The actual town I have based myself in for most of my stay in Spain is called Palos De La Frontera, which apparently is the berry capital of the world. If you take a look on google maps and change the setting to satellite what you notice is fields on fields of white. Before you start thinking that you are witnessing some sort of new hybrid berry crop let me tell that it is actually field on field of plastic covered green houses, mono culture at its zenith.
Blueberries, blackberries, raspberries ( sounding a tad like Forrest Gumps friend Bubba at this moment I’m sure – “pineapple shrimp, lemon shrimp, coconut shrimp, pepper shrimp, shrimp soup” etc) but the queen is definitely the strawberry. Just in case an uneducated person like myself failed to recognise this fact we have a giant strawberry planted in the middle of the roundabout not 250mtrs from my house. Coming from the land of big things (think big pineapple, big cow, big prawn, big banana and oh so many more biggn’s) you might think I’m not impressed, well you couldn’t be further from the truth. The fact that they chose to put a mammoth strawberry in the middle of the roundabout instead of the other most important connection to Palos De La Frontera, the one and only Christopher Columbus, shows the importance of the industry to the town.
Palos, much to my surprise when I arrived is the place of Columbus first voyage to the Americas. In fact many of the sailors on the expedition were pressed into service from Palos and the two smaller caravels ( La Niña and Pinto) were owned by the Pinzon brothers from Moguer, the next village down the road. They set sail from the Palos dock near the Monastery of La Rabida on 3rd August 1492 and change the world forever.
The village, while playing a huge roll in the exploration of the globe is often forgotten entirely in any discussion of Columbus’s journeys. On the plus side it remains a sleepy village to this day. The white washed houses with terracotta roofs externally are probably very similar to the homes occupied by the residents of that time. Its one moment of fame over Palos settled back into obscurity and the never ending sun of southern Spain. Far more cataclysmic to the history of the town, even more than Columbus and berries was the 1755 Lisbon earthquake. This devistating natural ddisasters destroyedmost of Lisbon and changed the geography of the coastline of southern Spain so much that Palos is now an inland town on a river rather than a sea port.
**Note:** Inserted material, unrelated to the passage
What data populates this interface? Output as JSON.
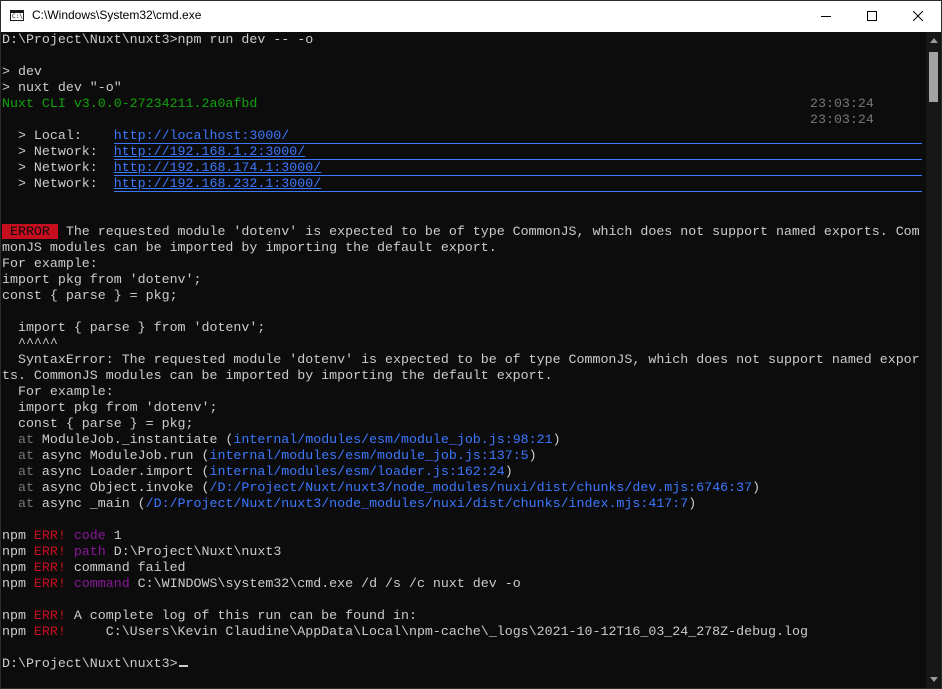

Back to the present day and how is my Spanish going I hear you ask? Gracias, for asking, it’s ok. I managed to buy shampoo and conditioner by my self the other day and have perfected the purchase of “cafe Americano”. That’s a long black a bit larger than a Spanish black coffee but still only about 150mls and not the humungous sizes drank in Australia and the US. Thankfully that’s how I drink my coffee so it is “perfecto” ( just slipping in a bit more Spanish to impress you) for me.
The Spanish food however is taking a little more time to get used to and trust me I’m not a person who is scared to try new things. There are a few secrets about Spanish cooking that surprised me completely and I think I should tell you. The first is that other than garlic and salt they don’t use herbs and spices very much and they definitely hate chilli. Another secret is the lack of vegetables used, most dishes lean heavily on meat, however they do incorporate legumes and rice into many dishes. Generally if you ask for “ensalada” or salad it will consist of tomatoes lettuce and onion, sometimes tuna as well. Very different to the extravagant creations from home
The Spanish however have a love affair with potatoes which rivals that of the Irish, bet you didn’t know that. They have no hesitation with eating potatoes for breakfast, lunch and tea; and as a snack in between. There is no shame in chowing down on Tortilla (potato and egg pie) for breakfast, potato salad swimming in mayonnaise for lunch and chips with tapas in the evening. I have seen the light and been released, my long suppressed yearning for potatoes has been fed and I feel fine. No fear of the dreaded carbohydrate in Spain, no irrational all consuming phobia about bread either. One thing I have noticed, the Spanish for the most part don’t eat much western styled fast food, don’t get me wrong it’s here just not as much. Also the bars that people mostly eat at prepare there own food and don’t buy in frozen pre prepared. Surprise, surprise Spanish women don’t have big butts!
My tourist destination of the week is Córdoba, a beautiful inland city of about 350,000 and has the second largest urban area in the world deemed world heritage by UNESCO. Córdoba was at one time the capital of the Roman region of Hispania Ulteria and later the capital of the Moorish state Al-Andalus. The many existing examples of architecture, including the remnants of its Jewish history make this a must see destination.
- enjoy your holiday – eat freshly prepared food, not processed food and don’t worry about theories that have only been around for a relatively short time.